Ia pula menghimbau, yang direkrut untuk menjadi pekerja di dapur MBG tidak boleh dari honorer dari instansi manapun dan juga tidak menjabat sebagai aparat pemerintahan desa.
"Hal ini perlu dilakukan, agar tanggung jawabnya sebagai honorer atau perangkat desa akan terganggu karena bisa dibilang aktivitas dapur MBG hampir 24 jam kerja,"tandasnya.
Selain itu, ia menekankan, UMKM yang berada disekitar dapur MBG agar dihidupkan, agar hadirnya MBG memberikan dampak besar pada masyarakat sekitar.

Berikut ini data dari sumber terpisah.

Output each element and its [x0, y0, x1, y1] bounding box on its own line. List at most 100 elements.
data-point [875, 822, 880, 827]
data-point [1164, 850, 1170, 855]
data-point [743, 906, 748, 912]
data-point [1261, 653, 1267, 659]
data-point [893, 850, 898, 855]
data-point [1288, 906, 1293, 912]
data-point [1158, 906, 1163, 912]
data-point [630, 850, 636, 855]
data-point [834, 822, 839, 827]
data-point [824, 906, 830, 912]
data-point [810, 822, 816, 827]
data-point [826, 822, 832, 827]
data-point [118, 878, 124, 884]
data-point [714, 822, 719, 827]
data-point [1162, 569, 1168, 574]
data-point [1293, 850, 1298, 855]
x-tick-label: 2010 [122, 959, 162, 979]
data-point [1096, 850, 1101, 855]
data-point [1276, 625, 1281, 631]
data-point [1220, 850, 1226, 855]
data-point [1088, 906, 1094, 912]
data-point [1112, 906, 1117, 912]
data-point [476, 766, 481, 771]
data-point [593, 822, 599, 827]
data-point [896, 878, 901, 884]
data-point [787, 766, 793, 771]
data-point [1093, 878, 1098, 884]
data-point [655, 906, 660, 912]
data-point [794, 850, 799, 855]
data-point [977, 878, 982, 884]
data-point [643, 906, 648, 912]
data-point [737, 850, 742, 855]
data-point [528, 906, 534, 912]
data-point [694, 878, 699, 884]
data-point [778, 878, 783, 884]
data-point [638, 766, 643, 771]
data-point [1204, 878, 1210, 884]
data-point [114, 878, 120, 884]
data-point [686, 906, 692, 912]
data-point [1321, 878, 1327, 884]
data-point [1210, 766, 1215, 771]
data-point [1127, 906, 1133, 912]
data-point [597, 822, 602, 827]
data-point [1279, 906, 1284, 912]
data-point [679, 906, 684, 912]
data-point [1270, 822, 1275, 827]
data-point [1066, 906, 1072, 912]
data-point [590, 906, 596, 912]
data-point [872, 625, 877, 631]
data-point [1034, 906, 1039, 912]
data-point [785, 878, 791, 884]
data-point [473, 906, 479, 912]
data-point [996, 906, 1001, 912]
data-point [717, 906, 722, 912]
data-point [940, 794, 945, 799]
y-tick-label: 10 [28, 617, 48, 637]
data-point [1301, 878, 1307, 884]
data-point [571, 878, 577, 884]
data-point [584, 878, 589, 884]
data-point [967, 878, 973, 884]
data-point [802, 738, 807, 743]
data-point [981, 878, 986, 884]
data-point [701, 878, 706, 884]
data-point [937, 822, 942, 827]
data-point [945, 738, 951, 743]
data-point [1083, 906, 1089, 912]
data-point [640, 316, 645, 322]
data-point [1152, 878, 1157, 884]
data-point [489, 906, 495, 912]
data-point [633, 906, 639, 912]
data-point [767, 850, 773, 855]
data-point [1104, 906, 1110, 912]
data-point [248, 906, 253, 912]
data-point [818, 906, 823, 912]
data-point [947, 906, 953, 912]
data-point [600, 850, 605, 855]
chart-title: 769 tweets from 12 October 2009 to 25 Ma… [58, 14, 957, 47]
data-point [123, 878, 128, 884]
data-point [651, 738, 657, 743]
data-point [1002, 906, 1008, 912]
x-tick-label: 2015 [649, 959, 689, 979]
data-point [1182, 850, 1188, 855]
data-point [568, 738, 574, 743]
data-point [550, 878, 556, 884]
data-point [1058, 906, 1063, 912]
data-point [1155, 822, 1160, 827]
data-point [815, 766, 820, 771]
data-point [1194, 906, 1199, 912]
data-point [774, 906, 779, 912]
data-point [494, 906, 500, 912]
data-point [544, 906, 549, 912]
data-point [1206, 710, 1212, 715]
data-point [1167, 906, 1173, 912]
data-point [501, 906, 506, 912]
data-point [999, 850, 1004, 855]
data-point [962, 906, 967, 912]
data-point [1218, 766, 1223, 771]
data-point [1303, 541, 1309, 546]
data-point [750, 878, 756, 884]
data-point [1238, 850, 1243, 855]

Ia berpesan, para SPPG harus dapat mengawasi dengan baik pada dapur MBG agar tak terjadi keracunan masal pada siswa seperti yang ramai terjadi di daerah lain.
"Jangan sampai tujuan yang kita inginkan adalah menyiapkan generasi emas malah kita yang menyebabkan korban jiwa,"pungkasnya.
Ditempat yang sama, Kepala Satgas SPPG Konkep, Ir.H.Cecep Trisna Jayadi,MM dalam sambutannya mengatakan, untuk saat ini, dapur MBG yang telah di akui dan di sahkan oleh Kepala BGN berjumlah enam titik yang bakal beroperasi dalam waktu dekat.
" Enam titik dapur MBG itu terbagi menjadi dua, ada yang mandiri dan juga 3T. Mandiri ada dua titik sementara 3T ada empat titik,"terangnya.
Disebutnya, empat titik dari dapur MBG 3T itu berada di Kecamatan Wawonii Tengah, Wawonii Selatan, Wawonii Tenggara, dan Wawonii Timur. Sementara untuk dapur mandiri terletak di Kecamatan Wawonii Barat, dan Kecamatan Wawonii Selatan.
"Setelah Launching hari ini, selanjutnya kita akan launching juga di Kecamatan Wawonii Selatan. Semoga Empat lainnya dapat segera menyusul,"tuntasnya.
Sementara itu, Wakil Kepala Regional Badan Gizi Nasional (BGN) Prov Sultra, Ghibun Najib Pasha menjelaskan, penempatan dapur MBG harus jauh dari potensi terjadinya bencana alam dan jauh dari tempat penampungan sampah agar tak mempengaruhi kehigenisan makanan.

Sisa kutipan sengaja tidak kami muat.